Those quotes are about as direct as confirmations get, but they also leave nearly everything about the implementation unclear. How Gwent will work in the new game, whether it uses the same rules as the Witcher 3 version, and how it fits into the world have not been detailed.
Gwent in The Witcher 3
In The Witcher 3: Wild Hunt, Gwent was a collectible card game played against NPCs throughout the world. Players built decks from four factions (Northern Realms, Nilfgaard, Scoia'tael, Monsters) and competed in a best-of-three format. Cards were found in shops, won from opponents, and rewarded through quests. For many players, Gwent became one of the most memorable parts of the game.

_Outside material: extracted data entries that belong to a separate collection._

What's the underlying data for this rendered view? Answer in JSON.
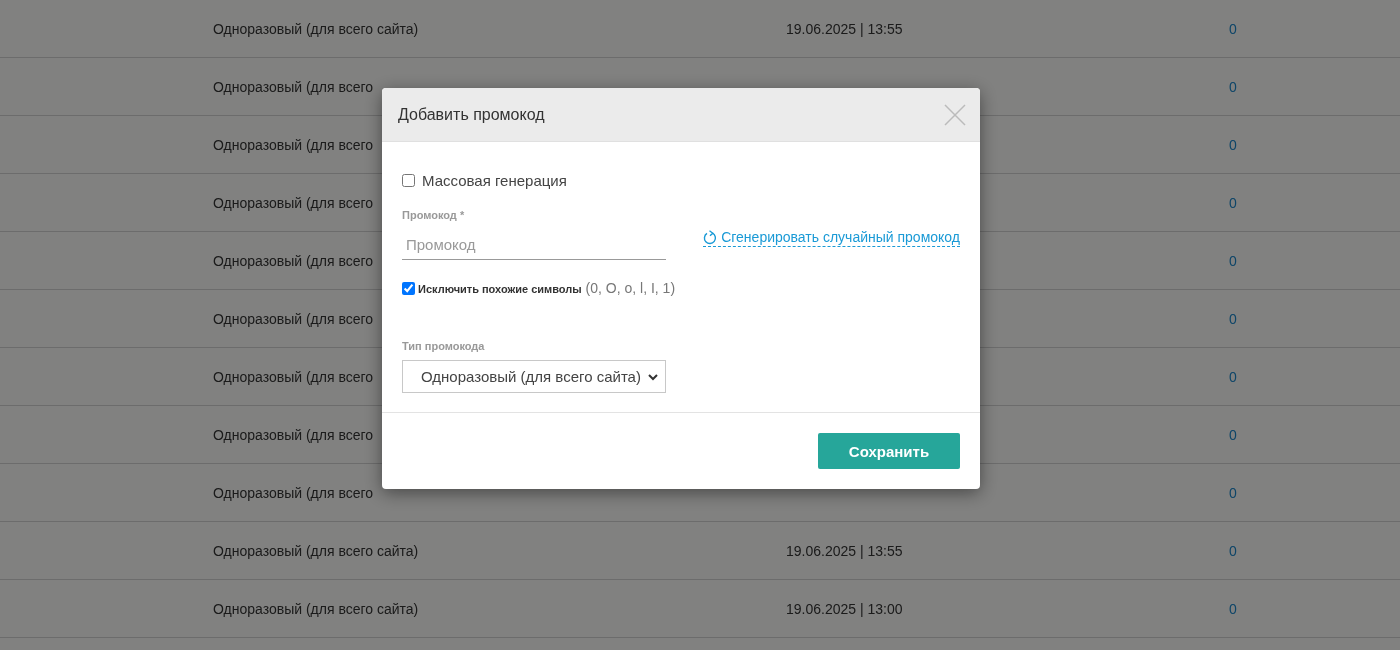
{
  "table": {
    "rows": [
      {
        "type": "Одноразовый (для всего сайта)",
        "date": "19.06.2025 | 13:55",
        "count": "0"
      },
      {
        "type": "Одноразовый (для всего",
        "count": "0"
      },
      {
        "type": "Одноразовый (для всего",
        "count": "0"
      },
      {
        "type": "Одноразовый (для всего",
        "count": "0"
      },
      {
        "type": "Одноразовый (для всего",
        "count": "0"
      },
      {
        "type": "Одноразовый (для всего",
        "count": "0"
      },
      {
        "type": "Одноразовый (для всего",
        "count": "0"
      },
      {
        "type": "Одноразовый (для всего",
        "count": "0"
      },
      {
        "type": "Одноразовый (для всего",
        "count": "0"
      },
      {
        "type": "Одноразовый (для всего сайта)",
        "date": "19.06.2025 | 13:55",
        "count": "0"
      },
      {
        "type": "Одноразовый (для всего сайта)",
        "date": "19.06.2025 | 13:00",
        "count": "0"
      }
    ]
  },
  "modal": {
    "title": "Добавить промокод",
    "mass_generation": {
      "label": "Массовая генерация",
      "checked": false
    },
    "promo_code": {
      "label": "Промокод *",
      "placeholder": "Промокод"
    },
    "generate_link": "Сгенерировать случайный промокод",
    "exclude_similar": {
      "label": "**Исключить похожие символы** (0, O, o, l, I, 1)",
      "checked": true
    },
    "promo_type": {
      "label": "Тип промокода",
      "value": "Одноразовый (для всего сайта)"
    },
    "save_button": "Сохранить"
  }
}
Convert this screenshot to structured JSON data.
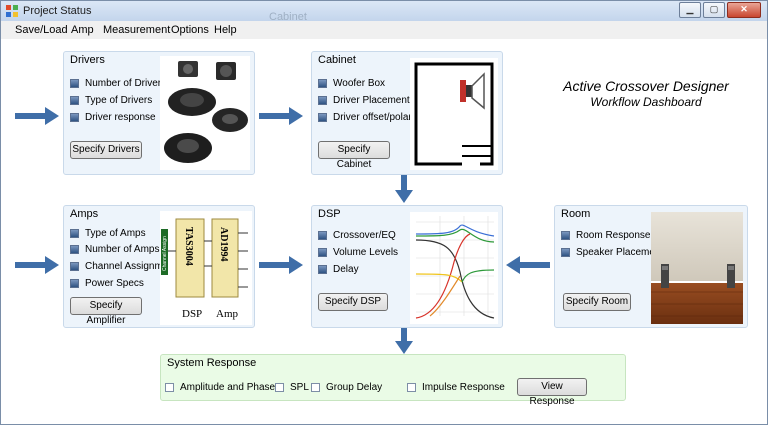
{
  "window": {
    "title": "Project Status"
  },
  "menu": [
    "Save/Load",
    "Amp",
    "Measurement",
    "Options",
    "Help"
  ],
  "header": {
    "title": "Active Crossover Designer",
    "subtitle": "Workflow Dashboard"
  },
  "background_tab_text": "Cabinet",
  "panels": {
    "drivers": {
      "title": "Drivers",
      "items": [
        "Number of Drivers",
        "Type of Drivers",
        "Driver response"
      ],
      "button": "Specify Drivers"
    },
    "cabinet": {
      "title": "Cabinet",
      "items": [
        "Woofer Box",
        "Driver Placement",
        "Driver offset/polarity"
      ],
      "button": "Specify Cabinet"
    },
    "amps": {
      "title": "Amps",
      "items": [
        "Type of Amps",
        "Number of Amps",
        "Channel Assignments",
        "Power Specs"
      ],
      "button": "Specify Amplifier",
      "image_labels": {
        "chip1": "TAS3004",
        "chip2": "AD1994",
        "side": "Channel Assign",
        "dsp": "DSP",
        "amp": "Amp"
      }
    },
    "dsp": {
      "title": "DSP",
      "items": [
        "Crossover/EQ",
        "Volume Levels",
        "Delay"
      ],
      "button": "Specify DSP"
    },
    "room": {
      "title": "Room",
      "items": [
        "Room Response",
        "Speaker Placement"
      ],
      "button": "Specify Room"
    }
  },
  "system_response": {
    "title": "System Response",
    "options": [
      "Amplitude and Phase",
      "SPL",
      "Group Delay",
      "Impulse Response"
    ],
    "button": "View Response"
  },
  "colors": {
    "panel_bg": "#edf4fb",
    "system_bg": "#eafbe6",
    "arrow": "#3f6ea8",
    "checkbox": "#3a5f90"
  }
}
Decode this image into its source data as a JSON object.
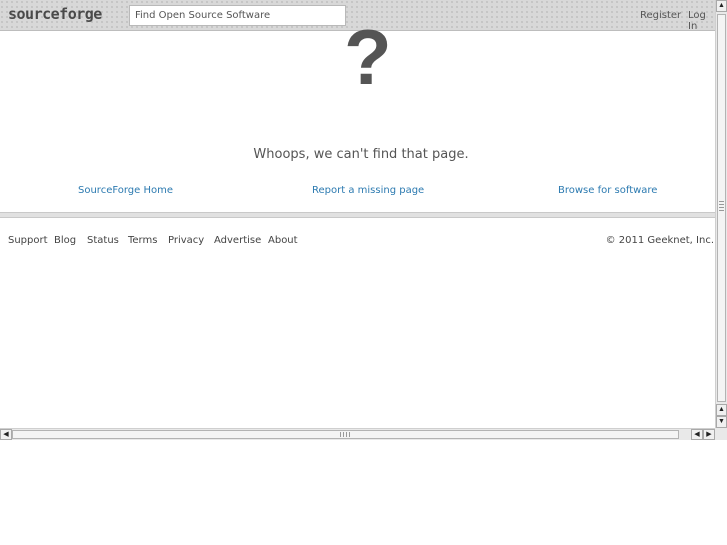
{
  "header": {
    "logo": "sourceforge",
    "search_placeholder": "Find Open Source Software",
    "register": "Register",
    "login": "Log In"
  },
  "error": {
    "symbol": "?",
    "message": "Whoops, we can't find that page."
  },
  "links": {
    "home": "SourceForge Home",
    "report": "Report a missing page",
    "browse": "Browse for software"
  },
  "footer": {
    "items": [
      "Support",
      "Blog",
      "Status",
      "Terms",
      "Privacy",
      "Advertise",
      "About"
    ],
    "copyright": "© 2011 Geeknet, Inc."
  },
  "icons": {
    "up": "arrow-up-icon",
    "down": "arrow-down-icon",
    "left": "arrow-left-icon",
    "right": "arrow-right-icon"
  },
  "colors": {
    "link": "#2c7ab0",
    "text": "#555555",
    "header_bg": "#d8d8d8"
  }
}
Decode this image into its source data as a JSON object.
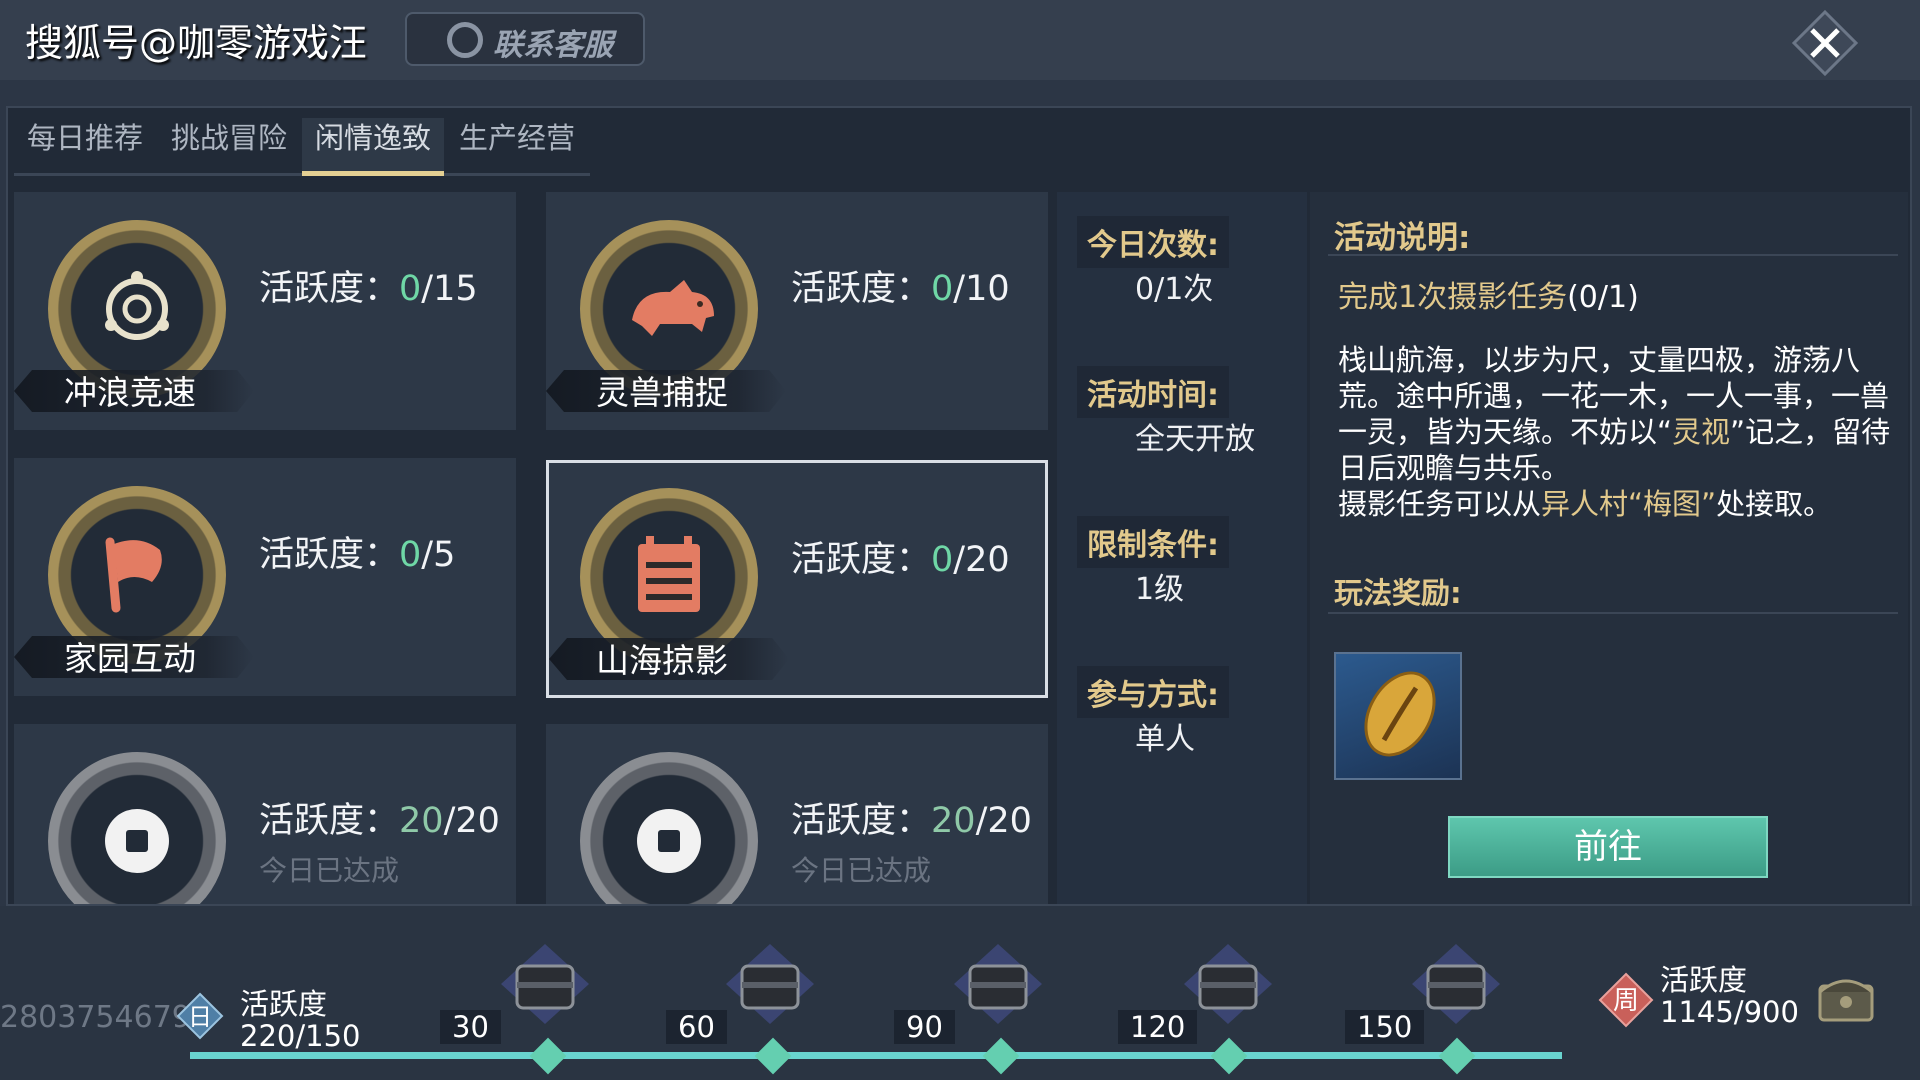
{
  "watermark": "搜狐号@咖零游戏汪",
  "header": {
    "support_label": "联系客服"
  },
  "tabs": [
    {
      "label": "每日推荐",
      "active": false
    },
    {
      "label": "挑战冒险",
      "active": false
    },
    {
      "label": "闲情逸致",
      "active": true
    },
    {
      "label": "生产经营",
      "active": false
    }
  ],
  "activity_prefix": "活跃度：",
  "cards": [
    {
      "name": "冲浪竞速",
      "icon": "target-ring-icon",
      "current": "0",
      "max": "/15",
      "done_note": "",
      "selected": false
    },
    {
      "name": "灵兽捕捉",
      "icon": "beast-icon",
      "current": "0",
      "max": "/10",
      "done_note": "",
      "selected": false
    },
    {
      "name": "家园互动",
      "icon": "flag-icon",
      "current": "0",
      "max": "/5",
      "done_note": "",
      "selected": false
    },
    {
      "name": "山海掠影",
      "icon": "calendar-icon",
      "current": "0",
      "max": "/20",
      "done_note": "",
      "selected": true
    },
    {
      "name": "",
      "icon": "coin-icon",
      "current": "20",
      "max": "/20",
      "done_note": "今日已达成",
      "selected": false
    },
    {
      "name": "",
      "icon": "coin-icon",
      "current": "20",
      "max": "/20",
      "done_note": "今日已达成",
      "selected": false
    }
  ],
  "info": {
    "today_count_label": "今日次数:",
    "today_count_value": "0/1次",
    "time_label": "活动时间:",
    "time_value": "全天开放",
    "limit_label": "限制条件:",
    "limit_value": "1级",
    "mode_label": "参与方式:",
    "mode_value": "单人"
  },
  "description": {
    "heading": "活动说明:",
    "task_text": "完成1次摄影任务",
    "task_progress": "(0/1)",
    "line1": "栈山航海，以步为尺，丈量四极，游荡八荒。途中所遇，一花一木，一人一事，一兽一灵，皆为天缘。不妨以“",
    "line1_hl": "灵视",
    "line2": "”记之，留待日后观瞻与共乐。",
    "line3": "摄影任务可以从",
    "line3_hl": "异人村“梅图”",
    "line4": "处接取。",
    "reward_heading": "玩法奖励:",
    "reward_icon": "shell-icon",
    "go_label": "前往"
  },
  "progress": {
    "uid": "2803754679",
    "day_badge": "日",
    "daily_label": "活跃度",
    "daily_value": "220/150",
    "daily_fill_fraction": 1.0,
    "milestones": [
      "30",
      "60",
      "90",
      "120",
      "150"
    ],
    "week_badge": "周",
    "weekly_label": "活跃度",
    "weekly_value": "1145/900"
  },
  "colors": {
    "accent_gold": "#e2c98c",
    "progress_green": "#6fd7a6",
    "go_button": "#4fb39c"
  }
}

The mini-game was popular enough that CDPR spun it off into a standalone free-to-play game, Gwent: The Witcher Card Game, which ran from 2018 to 2024 before its servers shut down.
Physical card game
Alongside the digital version, CDPR announced a physical Gwent card game with over 400 cards replicating the Witcher 3 Gwent experience. This is a tabletop product separate from the in-game mini-game.
What we do not know
Most details remain unrevealed:
Whether the rules match the Witcher 3 version or are redesigned
What factions or deck types will be available (Kovir-based factions seem likely given the setting)
How card collection will work
Whether Gwent ties into the story or side quests
Whether there is a tournament or competitive element
Given that Ciri is the protagonist rather than Geralt, the framing of Gwent could shift. Geralt was known as a skilled Gwent player; Ciri's relationship with the card game has no established precedent.